Uma mudança realmente valiosa, segundo ele, não pode ser experimentada de modo fragmentado, um passo de cada vez: “Ao contrário, ela envolve uma transformação relativamente súbita e não estruturada na qual alguma parte do fluxo da experiência se rearranja de maneira diferente e exibe padrões que antes não eram visíveis”. As revoluções científicas, ao explicar de modo novo fenômenos ou situações que permaneciam inexplicáveis, criam um vocabulário novo e alteram a própria linguagem, que pode tanto limitar ou ampliar as interpretações da realidade.

Para mostrar o peso dos paradigmas, Kuhn recorre também ao filósofo austríaco Karl Popper, segundo o qual “somos prisioneiros do referencial de nossas teorias, nossas expectativas, nossas experiências passadas, nossas linguagens”. Em outro ensaio Kuhn trata de um assunto caro aos cientistas, jornalistas e leitores: as metáforas da ciência, com as quais é bom lidar com muito cuidado.
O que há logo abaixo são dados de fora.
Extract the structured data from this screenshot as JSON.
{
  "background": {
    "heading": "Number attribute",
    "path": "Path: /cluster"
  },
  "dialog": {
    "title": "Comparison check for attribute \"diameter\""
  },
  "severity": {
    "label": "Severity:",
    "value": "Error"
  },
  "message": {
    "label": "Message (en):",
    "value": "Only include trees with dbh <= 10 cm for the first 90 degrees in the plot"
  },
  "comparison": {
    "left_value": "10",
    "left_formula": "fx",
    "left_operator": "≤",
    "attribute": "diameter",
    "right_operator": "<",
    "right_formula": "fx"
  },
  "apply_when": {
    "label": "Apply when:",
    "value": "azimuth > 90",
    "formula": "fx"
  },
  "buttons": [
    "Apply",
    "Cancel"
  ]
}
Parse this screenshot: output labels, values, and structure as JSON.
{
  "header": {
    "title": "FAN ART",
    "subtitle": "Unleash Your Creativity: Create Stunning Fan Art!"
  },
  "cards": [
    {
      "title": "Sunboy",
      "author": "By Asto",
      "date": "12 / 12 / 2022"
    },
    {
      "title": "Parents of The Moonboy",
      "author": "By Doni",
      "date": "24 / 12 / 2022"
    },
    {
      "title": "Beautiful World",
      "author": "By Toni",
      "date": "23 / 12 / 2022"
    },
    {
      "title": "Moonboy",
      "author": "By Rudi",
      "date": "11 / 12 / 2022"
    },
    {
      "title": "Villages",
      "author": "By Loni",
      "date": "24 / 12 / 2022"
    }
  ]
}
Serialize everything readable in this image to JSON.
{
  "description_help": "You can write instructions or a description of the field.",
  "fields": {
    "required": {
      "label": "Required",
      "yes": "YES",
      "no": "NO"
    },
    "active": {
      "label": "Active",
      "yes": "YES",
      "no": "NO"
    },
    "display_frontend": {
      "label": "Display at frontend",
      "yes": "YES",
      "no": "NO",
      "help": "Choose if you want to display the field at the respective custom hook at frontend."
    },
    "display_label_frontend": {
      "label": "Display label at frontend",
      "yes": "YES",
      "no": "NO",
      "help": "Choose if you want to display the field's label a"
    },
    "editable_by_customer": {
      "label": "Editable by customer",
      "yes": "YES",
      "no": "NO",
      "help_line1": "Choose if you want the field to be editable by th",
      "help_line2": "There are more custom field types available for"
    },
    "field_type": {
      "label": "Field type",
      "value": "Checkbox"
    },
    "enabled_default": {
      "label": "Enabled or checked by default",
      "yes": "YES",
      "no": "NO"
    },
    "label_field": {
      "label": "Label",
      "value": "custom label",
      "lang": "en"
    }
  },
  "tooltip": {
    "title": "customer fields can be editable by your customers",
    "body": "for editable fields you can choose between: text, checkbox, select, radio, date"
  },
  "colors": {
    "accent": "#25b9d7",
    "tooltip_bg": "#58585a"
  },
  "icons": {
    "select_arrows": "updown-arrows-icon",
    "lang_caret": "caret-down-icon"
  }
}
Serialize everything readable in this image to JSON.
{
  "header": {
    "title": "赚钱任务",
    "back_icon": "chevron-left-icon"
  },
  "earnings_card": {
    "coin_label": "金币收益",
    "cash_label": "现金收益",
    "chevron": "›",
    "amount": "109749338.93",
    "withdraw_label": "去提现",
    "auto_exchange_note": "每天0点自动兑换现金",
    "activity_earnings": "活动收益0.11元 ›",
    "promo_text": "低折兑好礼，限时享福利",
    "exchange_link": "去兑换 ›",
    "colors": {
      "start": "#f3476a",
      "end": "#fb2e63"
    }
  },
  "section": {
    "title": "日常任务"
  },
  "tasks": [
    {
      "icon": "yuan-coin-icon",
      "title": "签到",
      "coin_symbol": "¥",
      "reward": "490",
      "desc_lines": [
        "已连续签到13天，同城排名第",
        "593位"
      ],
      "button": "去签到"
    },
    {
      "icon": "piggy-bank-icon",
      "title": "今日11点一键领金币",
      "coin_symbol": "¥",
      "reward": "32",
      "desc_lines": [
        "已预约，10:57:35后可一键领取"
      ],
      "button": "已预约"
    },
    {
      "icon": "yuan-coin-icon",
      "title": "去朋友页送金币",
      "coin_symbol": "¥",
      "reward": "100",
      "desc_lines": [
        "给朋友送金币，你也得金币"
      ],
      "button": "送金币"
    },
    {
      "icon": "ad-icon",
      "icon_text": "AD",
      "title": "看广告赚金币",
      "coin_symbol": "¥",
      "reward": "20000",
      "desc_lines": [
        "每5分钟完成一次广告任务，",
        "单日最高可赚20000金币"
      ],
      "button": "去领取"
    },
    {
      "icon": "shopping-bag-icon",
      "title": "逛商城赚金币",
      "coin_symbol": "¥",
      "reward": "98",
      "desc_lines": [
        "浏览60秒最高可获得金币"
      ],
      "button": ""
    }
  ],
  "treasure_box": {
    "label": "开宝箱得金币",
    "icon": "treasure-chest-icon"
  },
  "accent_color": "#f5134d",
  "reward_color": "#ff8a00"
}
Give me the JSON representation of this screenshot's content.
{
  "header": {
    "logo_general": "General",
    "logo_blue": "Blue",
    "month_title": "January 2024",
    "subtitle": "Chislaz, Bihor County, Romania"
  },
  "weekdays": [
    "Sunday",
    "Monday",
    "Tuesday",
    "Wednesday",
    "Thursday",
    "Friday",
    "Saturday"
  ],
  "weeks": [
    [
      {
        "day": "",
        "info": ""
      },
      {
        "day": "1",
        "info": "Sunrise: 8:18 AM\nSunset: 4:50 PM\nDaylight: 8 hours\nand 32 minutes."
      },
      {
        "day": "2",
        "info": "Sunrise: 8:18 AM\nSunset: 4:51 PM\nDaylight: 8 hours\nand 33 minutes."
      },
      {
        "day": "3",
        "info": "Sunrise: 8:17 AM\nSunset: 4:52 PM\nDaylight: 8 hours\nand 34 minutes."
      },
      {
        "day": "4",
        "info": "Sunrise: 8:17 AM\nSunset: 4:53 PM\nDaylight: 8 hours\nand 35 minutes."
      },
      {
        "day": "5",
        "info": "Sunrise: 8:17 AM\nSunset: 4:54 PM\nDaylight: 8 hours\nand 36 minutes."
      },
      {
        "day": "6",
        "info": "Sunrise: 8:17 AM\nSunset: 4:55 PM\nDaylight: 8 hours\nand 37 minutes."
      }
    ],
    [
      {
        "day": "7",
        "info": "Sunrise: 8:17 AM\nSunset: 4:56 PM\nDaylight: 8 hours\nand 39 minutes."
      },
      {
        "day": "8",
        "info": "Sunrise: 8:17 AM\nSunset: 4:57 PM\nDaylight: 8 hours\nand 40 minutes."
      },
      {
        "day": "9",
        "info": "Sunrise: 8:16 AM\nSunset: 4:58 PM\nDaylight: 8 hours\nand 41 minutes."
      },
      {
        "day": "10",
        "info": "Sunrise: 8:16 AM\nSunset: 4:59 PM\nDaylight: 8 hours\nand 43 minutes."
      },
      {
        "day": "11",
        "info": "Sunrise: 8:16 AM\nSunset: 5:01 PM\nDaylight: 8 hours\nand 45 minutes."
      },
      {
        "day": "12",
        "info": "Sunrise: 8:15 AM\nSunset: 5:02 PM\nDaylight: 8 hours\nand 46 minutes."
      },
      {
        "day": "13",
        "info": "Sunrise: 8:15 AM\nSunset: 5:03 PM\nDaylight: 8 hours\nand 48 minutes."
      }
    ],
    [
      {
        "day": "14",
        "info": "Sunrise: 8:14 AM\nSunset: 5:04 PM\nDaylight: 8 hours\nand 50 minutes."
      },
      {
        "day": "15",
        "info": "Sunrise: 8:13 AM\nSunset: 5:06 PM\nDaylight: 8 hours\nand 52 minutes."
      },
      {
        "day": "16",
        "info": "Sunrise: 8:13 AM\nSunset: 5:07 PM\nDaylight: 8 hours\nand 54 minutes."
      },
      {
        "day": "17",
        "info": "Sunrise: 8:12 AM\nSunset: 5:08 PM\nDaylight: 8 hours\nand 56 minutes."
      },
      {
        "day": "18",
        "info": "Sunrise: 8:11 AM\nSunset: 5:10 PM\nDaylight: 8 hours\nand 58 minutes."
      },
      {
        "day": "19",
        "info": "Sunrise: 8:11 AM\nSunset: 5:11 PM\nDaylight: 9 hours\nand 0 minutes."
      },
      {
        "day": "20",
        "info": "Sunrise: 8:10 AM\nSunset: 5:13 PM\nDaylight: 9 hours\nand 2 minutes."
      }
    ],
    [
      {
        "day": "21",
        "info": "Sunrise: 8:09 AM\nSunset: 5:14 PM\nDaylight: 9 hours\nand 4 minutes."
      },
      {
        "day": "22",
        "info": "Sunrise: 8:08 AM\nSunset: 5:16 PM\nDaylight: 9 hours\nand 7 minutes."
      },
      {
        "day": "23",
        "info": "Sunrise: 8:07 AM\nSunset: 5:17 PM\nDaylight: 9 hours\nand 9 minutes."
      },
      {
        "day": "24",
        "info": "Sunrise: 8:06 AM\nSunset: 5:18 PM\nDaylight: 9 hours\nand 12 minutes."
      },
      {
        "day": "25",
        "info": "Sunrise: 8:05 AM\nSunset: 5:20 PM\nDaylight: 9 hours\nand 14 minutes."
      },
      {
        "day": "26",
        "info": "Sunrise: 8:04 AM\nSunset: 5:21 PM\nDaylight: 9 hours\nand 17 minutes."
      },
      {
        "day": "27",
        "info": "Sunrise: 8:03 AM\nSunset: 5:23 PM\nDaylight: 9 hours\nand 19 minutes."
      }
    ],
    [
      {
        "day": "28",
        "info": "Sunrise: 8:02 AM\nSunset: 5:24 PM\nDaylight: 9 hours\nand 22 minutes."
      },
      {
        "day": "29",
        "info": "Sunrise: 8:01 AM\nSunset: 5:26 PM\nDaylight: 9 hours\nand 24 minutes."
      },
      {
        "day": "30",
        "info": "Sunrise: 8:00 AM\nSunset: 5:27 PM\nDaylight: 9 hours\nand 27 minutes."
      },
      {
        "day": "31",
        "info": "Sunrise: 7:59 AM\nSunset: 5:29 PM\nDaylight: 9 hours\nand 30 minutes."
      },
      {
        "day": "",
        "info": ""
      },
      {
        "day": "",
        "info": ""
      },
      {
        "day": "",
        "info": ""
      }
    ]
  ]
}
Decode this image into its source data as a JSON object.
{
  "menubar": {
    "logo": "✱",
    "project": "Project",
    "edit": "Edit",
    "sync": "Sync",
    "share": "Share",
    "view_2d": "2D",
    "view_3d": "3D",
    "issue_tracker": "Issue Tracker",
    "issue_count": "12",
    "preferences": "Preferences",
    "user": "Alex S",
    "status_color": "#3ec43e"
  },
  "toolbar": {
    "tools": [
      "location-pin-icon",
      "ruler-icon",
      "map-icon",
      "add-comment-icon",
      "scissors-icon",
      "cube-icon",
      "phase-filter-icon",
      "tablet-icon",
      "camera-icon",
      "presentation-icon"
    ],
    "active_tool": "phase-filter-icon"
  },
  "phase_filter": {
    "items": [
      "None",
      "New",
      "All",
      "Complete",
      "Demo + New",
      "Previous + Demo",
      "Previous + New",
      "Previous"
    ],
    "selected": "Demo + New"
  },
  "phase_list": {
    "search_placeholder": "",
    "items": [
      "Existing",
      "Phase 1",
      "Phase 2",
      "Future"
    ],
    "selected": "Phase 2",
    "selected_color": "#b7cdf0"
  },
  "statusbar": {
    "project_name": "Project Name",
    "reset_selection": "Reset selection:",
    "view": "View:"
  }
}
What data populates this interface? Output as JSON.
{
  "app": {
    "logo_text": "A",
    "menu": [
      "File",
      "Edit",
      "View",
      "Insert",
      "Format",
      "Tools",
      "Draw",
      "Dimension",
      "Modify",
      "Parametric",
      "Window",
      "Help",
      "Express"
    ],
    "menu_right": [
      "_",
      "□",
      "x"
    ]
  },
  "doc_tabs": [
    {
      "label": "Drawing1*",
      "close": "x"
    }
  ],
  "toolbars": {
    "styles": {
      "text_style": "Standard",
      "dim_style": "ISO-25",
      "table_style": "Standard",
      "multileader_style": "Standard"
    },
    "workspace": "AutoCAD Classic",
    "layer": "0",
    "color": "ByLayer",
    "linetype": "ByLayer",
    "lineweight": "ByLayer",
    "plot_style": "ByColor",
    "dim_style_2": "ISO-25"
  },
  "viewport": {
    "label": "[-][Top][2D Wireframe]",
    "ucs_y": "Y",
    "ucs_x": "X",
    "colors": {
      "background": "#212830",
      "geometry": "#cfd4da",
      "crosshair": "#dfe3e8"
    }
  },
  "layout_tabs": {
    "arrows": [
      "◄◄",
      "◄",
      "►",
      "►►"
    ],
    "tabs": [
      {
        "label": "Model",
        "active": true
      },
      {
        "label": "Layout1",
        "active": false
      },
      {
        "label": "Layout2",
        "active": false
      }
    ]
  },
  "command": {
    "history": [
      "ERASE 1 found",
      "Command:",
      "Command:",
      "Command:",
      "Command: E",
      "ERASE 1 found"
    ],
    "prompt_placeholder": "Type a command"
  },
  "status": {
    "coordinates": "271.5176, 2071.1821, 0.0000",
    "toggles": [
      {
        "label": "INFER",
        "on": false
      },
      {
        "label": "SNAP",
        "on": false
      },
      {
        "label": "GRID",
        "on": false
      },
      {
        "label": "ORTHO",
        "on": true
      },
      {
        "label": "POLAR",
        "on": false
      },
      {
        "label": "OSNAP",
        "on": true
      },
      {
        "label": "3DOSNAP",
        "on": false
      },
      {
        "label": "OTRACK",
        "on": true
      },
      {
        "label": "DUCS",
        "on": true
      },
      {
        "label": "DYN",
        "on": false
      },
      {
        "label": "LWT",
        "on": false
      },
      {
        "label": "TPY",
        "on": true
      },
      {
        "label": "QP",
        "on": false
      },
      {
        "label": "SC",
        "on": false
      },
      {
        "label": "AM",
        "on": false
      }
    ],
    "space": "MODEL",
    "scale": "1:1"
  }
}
Ainda que essenciais para criar vínculos entre a linguagem científica e o mundo, as metáforas podem ir além de sua função habitual de representar um objeto e sugerir novos significados, nem sempre explícitos ou desejados.

Para Kuhn os cientistas devem sempre se livrar das roupas velhas que povoam o guarda-roupa mental, não importa quão inatingível seja essa meta. Porque, cedo ou tarde, as mudanças chegarão – e alguém as fará e publicará.